Cao, Guodong, Ding, Cheng, Ruan, Dongliang, Chen, Zhaobin, Wu, Huiqin, Hong, Yanjun, Cai, Zongwei
Food control 2019 v.96 pp. 494-498
cooking fats and oils, deep fat frying, gas chromatography-mass spectrometry, kitchen waste, monoacylglycerols, olive oil, public health, screening
Under deep frying conditions, edible oil will release a variety of deterioration chemicals that have been implicated in many diseases. Unscrupulous traders may refine used cooking oil and adulterate it as qualified edible oil, thus posing threats to public health.

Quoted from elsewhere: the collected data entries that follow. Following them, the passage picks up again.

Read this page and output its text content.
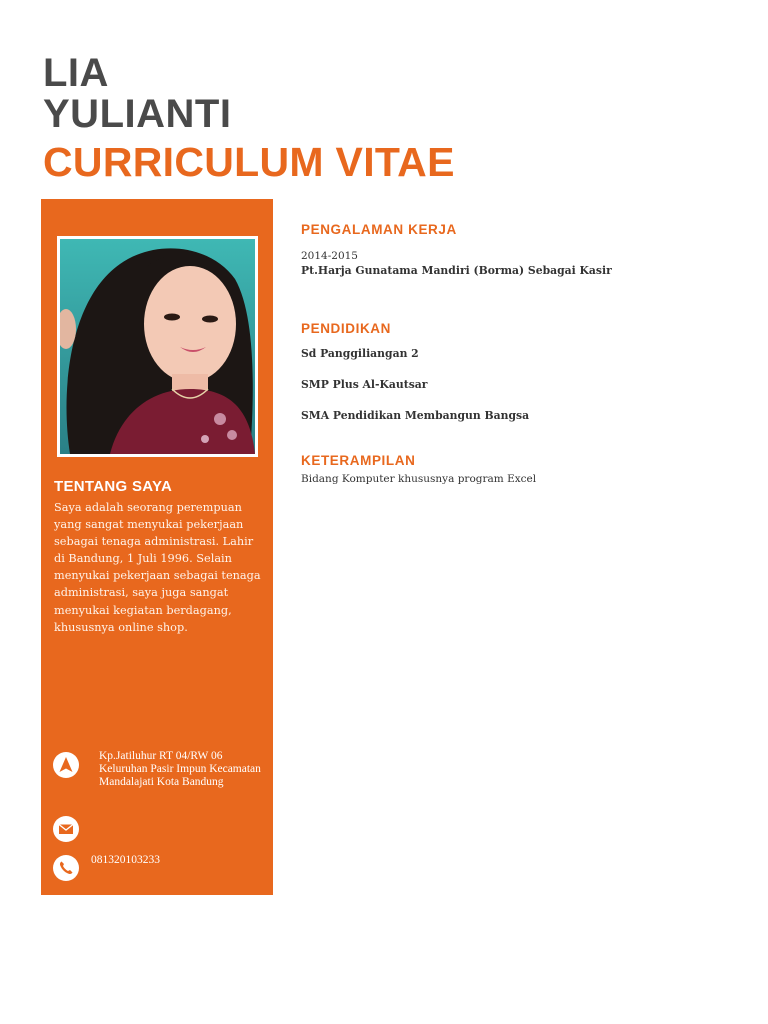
LIA
YULIANTI
CURRICULUM VITAE
TENTANG SAYA

Saya adalah seorang perempuan yang sangat menyukai pekerjaan sebagai tenaga administrasi. Lahir di Bandung, 1 Juli 1996. Selain menyukai pekerjaan sebagai tenaga administrasi, saya juga sangat menyukai kegiatan berdagang, khususnya online shop.

Kp.Jatiluhur RT 04/RW 06 Keluruhan Pasir Impun Kecamatan Mandalajati Kota Bandung

081320103233

PENGALAMAN KERJA

2014-2015

Pt.Harja Gunatama Mandiri (Borma) Sebagai Kasir

PENDIDIKAN

Sd Panggiliangan 2

SMP Plus Al-Kautsar

SMA Pendidikan Membangun Bangsa

KETERAMPILAN

Bidang Komputer khususnya program Excel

This research aimed to discover the chemical markers of used cooking oil by using gas chromatography-mass spectrometry (GC-MS) based profiling. Our results suggested that six monoglycerides could be used as endogenous markers to discriminate used cooking oil from fresh edible oil. Accumulation behaviors of those markers in continuous heating process were observed. A quantitative GC-MS method was further developed for the six monoglycerides with good accuracy, precision and reproducibility. This method enabled the authentication of commercial olive oil adulterated with 1% deep fried oil. Abnormally high levels of the monoglycerides markers had also been determined in 116 gutter oil samples. Therefore, quantitation of six monoglycerides markers by GC-MS could be a promising approach for elucidating the degradation state of edible oil, authenticating commercial oil products adulterated with used cooking oil, as well as screening of gutter oil.